One of the unfortunate tasks for supporters of the First Amendment is that occasionally they’re obliged to stand up for it. Sometimes doing this doesn’t feel very good. Because sometimes it involves supporting creators and distributors of icky and odious ultra-violent movies and video games, which serve a termite-like function when it comes to diluting social-behavior standards that any morally decent society would want to stand by.
This is one thought, at least, in the wake of the Supreme Court having invalidated a California law banning the sale of violent video games to minors. The court said in a 7-2 ruling issued earlier today that the 2005 law violates the First Amendment.

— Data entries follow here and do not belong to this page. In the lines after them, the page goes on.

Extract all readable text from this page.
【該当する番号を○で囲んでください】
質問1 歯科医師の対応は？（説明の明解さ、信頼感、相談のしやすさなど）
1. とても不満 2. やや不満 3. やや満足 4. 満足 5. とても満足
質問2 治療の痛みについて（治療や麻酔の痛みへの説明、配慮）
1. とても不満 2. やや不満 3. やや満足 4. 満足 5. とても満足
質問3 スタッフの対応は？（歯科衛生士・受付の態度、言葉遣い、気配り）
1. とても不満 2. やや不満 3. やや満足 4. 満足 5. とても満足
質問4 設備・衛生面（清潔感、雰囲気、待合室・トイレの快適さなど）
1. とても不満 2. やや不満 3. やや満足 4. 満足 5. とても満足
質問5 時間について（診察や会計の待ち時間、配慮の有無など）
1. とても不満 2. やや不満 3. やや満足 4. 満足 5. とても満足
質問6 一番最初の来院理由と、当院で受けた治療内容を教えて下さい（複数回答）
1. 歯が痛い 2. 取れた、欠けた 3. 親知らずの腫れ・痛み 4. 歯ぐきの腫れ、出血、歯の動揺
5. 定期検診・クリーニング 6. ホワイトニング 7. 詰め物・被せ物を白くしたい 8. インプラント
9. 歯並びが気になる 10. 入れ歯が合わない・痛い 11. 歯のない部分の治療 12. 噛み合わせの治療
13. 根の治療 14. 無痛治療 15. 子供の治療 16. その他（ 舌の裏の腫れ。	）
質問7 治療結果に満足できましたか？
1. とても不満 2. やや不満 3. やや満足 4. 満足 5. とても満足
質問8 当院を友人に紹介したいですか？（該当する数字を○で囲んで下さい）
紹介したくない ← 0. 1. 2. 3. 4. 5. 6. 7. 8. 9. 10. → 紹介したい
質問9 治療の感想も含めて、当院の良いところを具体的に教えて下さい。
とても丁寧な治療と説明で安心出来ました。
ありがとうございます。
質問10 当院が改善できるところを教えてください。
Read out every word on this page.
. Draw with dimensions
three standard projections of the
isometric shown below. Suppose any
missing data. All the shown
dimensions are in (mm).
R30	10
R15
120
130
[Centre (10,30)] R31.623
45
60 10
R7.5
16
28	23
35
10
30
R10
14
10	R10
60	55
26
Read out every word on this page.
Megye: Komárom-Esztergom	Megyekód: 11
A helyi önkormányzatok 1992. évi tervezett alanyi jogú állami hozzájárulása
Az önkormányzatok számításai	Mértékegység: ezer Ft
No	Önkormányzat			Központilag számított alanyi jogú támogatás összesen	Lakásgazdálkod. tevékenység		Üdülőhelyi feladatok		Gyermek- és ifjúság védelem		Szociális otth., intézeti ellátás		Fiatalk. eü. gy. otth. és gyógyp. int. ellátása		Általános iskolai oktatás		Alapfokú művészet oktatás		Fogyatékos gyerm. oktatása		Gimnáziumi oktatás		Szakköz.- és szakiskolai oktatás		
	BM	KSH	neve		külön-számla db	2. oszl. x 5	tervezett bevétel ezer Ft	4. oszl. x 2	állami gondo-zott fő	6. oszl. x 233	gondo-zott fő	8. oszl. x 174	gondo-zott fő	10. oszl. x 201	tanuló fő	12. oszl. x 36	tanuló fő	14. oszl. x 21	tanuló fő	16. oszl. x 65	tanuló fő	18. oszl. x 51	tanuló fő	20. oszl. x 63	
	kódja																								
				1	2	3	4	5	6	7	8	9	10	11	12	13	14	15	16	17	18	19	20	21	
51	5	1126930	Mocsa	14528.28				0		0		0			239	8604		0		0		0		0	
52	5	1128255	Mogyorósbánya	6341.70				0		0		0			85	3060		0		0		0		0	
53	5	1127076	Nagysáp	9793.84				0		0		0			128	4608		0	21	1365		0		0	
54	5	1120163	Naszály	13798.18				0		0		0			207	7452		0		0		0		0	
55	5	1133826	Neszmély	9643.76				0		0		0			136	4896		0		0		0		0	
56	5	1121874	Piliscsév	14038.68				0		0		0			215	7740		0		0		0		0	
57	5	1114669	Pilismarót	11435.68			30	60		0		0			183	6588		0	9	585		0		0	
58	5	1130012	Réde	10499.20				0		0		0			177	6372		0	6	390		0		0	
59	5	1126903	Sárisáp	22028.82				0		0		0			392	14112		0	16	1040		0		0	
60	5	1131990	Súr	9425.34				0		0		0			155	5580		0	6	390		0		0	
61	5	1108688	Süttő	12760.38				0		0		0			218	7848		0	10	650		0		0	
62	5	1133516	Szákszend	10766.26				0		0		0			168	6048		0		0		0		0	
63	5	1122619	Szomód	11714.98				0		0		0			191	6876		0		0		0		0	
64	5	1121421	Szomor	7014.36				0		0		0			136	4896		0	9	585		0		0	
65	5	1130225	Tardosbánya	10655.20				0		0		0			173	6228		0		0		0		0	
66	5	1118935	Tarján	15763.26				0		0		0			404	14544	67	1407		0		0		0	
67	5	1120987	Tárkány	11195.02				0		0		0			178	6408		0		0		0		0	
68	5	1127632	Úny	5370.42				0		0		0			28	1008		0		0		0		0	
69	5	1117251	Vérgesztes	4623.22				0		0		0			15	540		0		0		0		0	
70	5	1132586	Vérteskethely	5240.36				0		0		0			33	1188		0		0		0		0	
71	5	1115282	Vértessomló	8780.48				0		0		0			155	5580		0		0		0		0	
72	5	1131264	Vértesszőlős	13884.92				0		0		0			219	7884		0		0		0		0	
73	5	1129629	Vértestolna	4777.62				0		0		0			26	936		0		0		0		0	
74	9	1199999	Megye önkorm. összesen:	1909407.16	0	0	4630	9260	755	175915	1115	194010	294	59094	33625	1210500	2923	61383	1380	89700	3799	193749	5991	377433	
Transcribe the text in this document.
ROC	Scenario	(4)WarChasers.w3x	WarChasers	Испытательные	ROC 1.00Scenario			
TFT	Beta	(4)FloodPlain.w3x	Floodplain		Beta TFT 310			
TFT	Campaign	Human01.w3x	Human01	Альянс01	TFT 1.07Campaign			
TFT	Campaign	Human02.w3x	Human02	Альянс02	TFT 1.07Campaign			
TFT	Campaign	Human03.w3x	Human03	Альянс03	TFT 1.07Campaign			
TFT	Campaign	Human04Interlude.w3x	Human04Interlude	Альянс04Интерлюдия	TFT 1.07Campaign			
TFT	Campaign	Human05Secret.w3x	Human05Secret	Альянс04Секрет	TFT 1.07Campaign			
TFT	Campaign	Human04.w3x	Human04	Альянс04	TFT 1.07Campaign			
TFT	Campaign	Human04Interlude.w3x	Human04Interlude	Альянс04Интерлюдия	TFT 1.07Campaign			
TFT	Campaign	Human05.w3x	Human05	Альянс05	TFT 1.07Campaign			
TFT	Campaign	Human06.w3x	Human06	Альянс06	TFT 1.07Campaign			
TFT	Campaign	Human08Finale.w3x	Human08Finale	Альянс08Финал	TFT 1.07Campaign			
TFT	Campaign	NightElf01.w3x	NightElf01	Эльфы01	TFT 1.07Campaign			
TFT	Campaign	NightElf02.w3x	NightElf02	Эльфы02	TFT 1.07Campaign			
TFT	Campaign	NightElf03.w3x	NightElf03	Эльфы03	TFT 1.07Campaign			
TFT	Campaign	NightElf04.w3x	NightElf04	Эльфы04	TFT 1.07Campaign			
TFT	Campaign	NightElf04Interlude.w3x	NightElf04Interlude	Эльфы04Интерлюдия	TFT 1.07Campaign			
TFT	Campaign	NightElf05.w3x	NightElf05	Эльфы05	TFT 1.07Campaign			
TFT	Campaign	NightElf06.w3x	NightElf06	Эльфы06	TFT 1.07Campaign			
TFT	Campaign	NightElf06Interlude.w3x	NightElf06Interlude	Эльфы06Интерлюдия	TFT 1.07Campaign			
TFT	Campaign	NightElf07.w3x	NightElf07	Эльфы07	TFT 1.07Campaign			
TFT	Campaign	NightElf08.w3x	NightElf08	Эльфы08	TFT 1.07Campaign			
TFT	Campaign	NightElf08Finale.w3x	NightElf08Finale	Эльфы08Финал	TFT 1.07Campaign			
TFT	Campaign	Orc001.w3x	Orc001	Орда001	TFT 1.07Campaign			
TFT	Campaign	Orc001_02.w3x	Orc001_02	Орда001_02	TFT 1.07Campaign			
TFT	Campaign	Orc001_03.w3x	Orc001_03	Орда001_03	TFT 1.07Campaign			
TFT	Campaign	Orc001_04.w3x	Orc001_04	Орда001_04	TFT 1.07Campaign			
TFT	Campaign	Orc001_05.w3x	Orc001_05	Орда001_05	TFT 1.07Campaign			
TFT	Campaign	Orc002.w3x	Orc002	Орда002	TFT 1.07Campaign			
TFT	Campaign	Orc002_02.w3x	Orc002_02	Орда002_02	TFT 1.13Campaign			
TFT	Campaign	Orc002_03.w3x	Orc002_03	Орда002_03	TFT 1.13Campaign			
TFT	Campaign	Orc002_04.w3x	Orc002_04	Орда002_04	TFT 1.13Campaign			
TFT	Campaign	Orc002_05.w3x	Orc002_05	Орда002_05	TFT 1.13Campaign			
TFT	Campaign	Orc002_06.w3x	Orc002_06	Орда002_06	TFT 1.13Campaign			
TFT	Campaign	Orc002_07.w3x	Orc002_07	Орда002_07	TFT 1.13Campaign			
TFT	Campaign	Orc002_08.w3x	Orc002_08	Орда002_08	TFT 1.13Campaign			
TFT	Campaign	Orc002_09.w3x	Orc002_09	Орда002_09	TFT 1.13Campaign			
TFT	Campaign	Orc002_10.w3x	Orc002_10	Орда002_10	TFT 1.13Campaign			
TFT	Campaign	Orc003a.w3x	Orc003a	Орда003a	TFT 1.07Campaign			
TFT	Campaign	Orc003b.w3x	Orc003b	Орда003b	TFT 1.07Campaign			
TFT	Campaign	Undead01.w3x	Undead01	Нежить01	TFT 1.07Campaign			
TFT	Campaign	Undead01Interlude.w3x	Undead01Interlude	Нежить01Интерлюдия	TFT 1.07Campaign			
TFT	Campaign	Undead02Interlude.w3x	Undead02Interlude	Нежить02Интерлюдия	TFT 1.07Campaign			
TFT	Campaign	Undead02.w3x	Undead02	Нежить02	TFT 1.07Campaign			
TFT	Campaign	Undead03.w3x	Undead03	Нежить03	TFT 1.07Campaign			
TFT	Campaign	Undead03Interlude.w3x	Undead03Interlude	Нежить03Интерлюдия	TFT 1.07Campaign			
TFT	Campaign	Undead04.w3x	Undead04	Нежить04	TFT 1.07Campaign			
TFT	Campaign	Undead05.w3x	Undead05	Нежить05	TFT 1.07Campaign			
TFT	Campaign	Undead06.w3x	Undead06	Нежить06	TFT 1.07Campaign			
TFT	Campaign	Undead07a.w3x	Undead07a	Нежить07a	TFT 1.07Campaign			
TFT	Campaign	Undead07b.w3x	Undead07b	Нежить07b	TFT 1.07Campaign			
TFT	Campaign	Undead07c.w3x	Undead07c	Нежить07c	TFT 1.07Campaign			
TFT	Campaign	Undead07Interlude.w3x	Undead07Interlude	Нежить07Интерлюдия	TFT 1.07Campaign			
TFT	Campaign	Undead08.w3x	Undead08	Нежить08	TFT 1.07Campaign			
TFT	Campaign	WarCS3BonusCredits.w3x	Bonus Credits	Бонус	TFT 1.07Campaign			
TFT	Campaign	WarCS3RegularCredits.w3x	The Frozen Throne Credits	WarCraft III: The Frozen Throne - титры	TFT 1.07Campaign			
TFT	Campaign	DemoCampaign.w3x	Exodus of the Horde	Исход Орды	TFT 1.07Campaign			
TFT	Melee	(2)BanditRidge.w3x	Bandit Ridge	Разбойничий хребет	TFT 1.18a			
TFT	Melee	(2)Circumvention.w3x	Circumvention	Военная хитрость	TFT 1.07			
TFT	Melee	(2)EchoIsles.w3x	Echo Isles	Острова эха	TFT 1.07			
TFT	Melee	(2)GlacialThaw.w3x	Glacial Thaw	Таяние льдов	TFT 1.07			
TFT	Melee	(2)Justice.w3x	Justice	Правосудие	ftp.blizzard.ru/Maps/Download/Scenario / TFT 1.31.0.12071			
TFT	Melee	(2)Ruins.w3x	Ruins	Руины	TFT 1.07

“The State wishes to create a wholly new category of content-based regulation that is permissible only for speech directed at children,” the decision reads in part via TheWrap‘s Tim Molloy. “That is unprecedented and mistaken. This country has no tradition of specially restricting children’s access to depictions of violence.”
Correct me if I’m wrong, but aren’t the Supremes essentially saying that no venal video- game content can be legally kept out of the hands of children? And in rendering this decision aren’t they basically stating that even the disgusting and unconscionable Japanese video game RapeLay needs to be protected from moral guardians of the state?
I agree that the state can’t and shouldn’t mandate moral content in entertainment and art, but there’s something sickening about courts and lawmakers giving a free hall pass to the makers of this grotesque diversion.
Justices Clarence Thomas and Stephen Breyer dissented. I can’t believe I’m siding with Clarence Thomas.
“The law called for fining retailers up to $1,000 per game sold,” Molloy reports. “It covered games ‘in which the range of options available to a player includes killing, maiming, dismembering, or sexually assaulting an image of a human being,’ if the violence is presented in a way that a ‘reasonable person, considering the game as a whole, would find appeals to a deviant or morbid interest of minors.’
“The law never took effect because lower courts in 2005 and 2007 also said it violated free speech rights. Former Gov. Arnold Schwarzenegger, an enthusiastic backer of it, appealed it to the Supreme Court.”